Yeah. She's pissed.
Occasion: You are invited to your friend's wedding. YAY! WEDDINGS! You want to go. But then you can't. Bummer.
No big deal. Right?
WRONG. This very thing happened recently.
The cause of the absense? A common parenting problem that we have all experienced: you plan for a babysitter well in advance, you have our outfit ready and pizza ordered for the kids — the babysitter bails.
Mom was supposed to watch their kids, called at the last minute, said she couldn't make it.
This means you either A. aren’t going to the wedding, or B. are taking the kids with you.
Invitation said no children.
Well, that’s that for attending the wedding. Looks like they will just have to congratulate the newlyweds when they get back from their honeymoon! Except, the newlyweds apparently wanted to get in touch with them sooner.

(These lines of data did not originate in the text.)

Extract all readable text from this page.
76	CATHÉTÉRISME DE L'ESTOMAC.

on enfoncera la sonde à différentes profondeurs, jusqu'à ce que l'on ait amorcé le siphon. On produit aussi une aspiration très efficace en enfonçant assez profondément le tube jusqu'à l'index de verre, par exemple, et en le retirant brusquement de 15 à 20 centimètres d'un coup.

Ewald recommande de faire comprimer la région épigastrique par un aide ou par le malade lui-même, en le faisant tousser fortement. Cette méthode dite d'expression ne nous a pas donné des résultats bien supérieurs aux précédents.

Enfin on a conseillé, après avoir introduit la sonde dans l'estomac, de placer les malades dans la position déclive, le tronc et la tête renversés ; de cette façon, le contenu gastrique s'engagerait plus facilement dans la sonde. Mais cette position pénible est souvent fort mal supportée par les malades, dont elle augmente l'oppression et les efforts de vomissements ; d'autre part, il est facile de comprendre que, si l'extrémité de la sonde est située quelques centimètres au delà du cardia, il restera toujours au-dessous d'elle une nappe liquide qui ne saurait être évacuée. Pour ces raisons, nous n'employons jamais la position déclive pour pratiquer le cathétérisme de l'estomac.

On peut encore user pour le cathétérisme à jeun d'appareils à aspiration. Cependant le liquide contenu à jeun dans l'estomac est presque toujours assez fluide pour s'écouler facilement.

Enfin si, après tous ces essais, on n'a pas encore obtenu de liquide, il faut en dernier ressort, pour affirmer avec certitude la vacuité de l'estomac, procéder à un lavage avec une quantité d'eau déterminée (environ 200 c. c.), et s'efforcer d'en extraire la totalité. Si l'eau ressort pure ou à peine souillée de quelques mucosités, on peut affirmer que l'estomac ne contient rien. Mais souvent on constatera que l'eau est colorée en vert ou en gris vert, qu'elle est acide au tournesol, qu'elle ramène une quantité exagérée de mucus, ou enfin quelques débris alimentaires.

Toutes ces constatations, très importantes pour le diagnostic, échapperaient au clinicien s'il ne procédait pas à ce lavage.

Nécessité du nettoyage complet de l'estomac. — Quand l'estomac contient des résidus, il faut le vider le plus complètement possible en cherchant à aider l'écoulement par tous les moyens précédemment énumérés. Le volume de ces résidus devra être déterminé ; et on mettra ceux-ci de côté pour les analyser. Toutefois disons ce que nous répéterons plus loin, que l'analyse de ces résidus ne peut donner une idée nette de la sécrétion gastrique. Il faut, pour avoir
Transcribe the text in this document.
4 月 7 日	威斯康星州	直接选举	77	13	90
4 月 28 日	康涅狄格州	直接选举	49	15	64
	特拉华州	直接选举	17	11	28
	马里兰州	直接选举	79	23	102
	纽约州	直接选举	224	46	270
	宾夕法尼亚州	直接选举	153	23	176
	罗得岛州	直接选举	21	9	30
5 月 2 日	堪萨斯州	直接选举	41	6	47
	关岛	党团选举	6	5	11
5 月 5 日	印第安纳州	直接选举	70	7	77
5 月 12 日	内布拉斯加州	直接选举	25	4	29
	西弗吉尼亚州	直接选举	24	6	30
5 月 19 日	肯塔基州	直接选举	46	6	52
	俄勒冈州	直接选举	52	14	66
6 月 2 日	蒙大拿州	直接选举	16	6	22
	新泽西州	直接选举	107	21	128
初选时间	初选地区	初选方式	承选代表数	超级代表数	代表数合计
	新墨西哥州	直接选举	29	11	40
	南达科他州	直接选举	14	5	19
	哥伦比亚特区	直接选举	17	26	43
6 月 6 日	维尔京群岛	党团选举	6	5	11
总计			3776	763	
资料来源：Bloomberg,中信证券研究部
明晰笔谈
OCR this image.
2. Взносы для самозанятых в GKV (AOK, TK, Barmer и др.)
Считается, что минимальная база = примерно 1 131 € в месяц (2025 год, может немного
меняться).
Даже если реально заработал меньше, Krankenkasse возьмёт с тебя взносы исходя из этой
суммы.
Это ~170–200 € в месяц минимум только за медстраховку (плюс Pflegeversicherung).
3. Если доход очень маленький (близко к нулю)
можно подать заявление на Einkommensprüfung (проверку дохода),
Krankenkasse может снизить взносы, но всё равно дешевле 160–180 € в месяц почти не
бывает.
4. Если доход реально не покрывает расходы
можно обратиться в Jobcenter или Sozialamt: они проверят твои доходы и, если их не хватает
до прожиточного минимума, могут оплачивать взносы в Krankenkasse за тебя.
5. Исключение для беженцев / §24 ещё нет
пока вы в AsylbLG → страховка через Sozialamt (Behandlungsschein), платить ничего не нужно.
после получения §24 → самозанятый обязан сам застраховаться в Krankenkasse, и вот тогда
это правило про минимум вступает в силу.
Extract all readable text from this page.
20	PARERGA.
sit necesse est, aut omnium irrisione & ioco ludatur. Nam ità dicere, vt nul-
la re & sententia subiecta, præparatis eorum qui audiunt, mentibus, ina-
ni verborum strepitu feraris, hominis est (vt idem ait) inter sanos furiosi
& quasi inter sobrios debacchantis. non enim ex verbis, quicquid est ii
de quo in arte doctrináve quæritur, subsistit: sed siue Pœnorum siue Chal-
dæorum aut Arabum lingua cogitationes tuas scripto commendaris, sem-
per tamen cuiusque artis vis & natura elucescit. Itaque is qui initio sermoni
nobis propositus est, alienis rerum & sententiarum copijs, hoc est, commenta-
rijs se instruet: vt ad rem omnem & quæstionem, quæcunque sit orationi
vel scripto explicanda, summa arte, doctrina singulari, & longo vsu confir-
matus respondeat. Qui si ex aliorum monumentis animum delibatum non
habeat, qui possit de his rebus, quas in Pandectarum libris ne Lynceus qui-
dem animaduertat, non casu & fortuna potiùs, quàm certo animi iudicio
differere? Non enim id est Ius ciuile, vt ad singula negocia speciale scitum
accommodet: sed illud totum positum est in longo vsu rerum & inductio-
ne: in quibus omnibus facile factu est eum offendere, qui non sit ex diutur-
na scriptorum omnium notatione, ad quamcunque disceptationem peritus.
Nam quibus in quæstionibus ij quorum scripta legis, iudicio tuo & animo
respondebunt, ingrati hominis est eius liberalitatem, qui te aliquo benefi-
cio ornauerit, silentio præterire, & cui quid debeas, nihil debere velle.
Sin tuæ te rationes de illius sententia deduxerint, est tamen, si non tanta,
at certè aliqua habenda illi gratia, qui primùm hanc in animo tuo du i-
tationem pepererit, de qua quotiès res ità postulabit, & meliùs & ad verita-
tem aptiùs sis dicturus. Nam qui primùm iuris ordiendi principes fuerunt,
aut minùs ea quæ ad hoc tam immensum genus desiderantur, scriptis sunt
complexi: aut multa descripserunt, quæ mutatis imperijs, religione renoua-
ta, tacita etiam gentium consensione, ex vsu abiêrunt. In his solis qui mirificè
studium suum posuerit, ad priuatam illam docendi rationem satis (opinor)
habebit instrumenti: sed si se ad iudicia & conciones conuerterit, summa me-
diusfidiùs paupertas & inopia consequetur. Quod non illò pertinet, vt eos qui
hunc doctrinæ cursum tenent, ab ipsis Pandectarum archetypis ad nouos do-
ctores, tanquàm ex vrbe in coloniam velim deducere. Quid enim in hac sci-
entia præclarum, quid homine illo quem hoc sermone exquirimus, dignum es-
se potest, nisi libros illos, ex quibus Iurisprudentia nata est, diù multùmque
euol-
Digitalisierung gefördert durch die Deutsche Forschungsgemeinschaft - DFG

So, of course, the couple in question received a bill for the dinner they were supposed to have enjoyed.
Two herb crusted walleye plus a service and tax charge. Totall: $75.90.
A bill? Who sends a bill to their friend? This lady. But wait, there’s more!
The note read: "’This cost reflects the amount paid by the bride and groom for meals that were RSVP'd for, reimbursement and explanation for no show, card, call or text would be appreciated.”
A bill and a passive aggressive note. That is classy with a dollop of class, right there folks. Not only do they expect money reimbursement, but they also require an essay detailing the reason for the absence.
I think this friend is special.
And special friends get special responses from the friends they send a bill to:
1) Instead of an apology essay, send the receipt for donating the $75.90 to local charity.
“Attached is the receipt for charitywater.org. We felt the money could be used better to improve the quality of lives of people who are actually in need.”
2) A $75.90 gift card for FroYo.
“You need to chill out. This one’s on me!”
3) Send a framed photo of the puppy you just adopted from the local animal shelter.
“We spent the money on saving this puppy from death. Do you want puppies to die??”
4) A Kindle copy of “Emily Post's Wedding Etiquette”
A little late, but worth it.
5) Nothing.
Really want to piss her off?
Don’t respond. At all.
Or, you could just post your story on the evening news for everyone on Earth to comment on what a bastard your newly married friend is.
Passive aggressive behavior: Boss Level.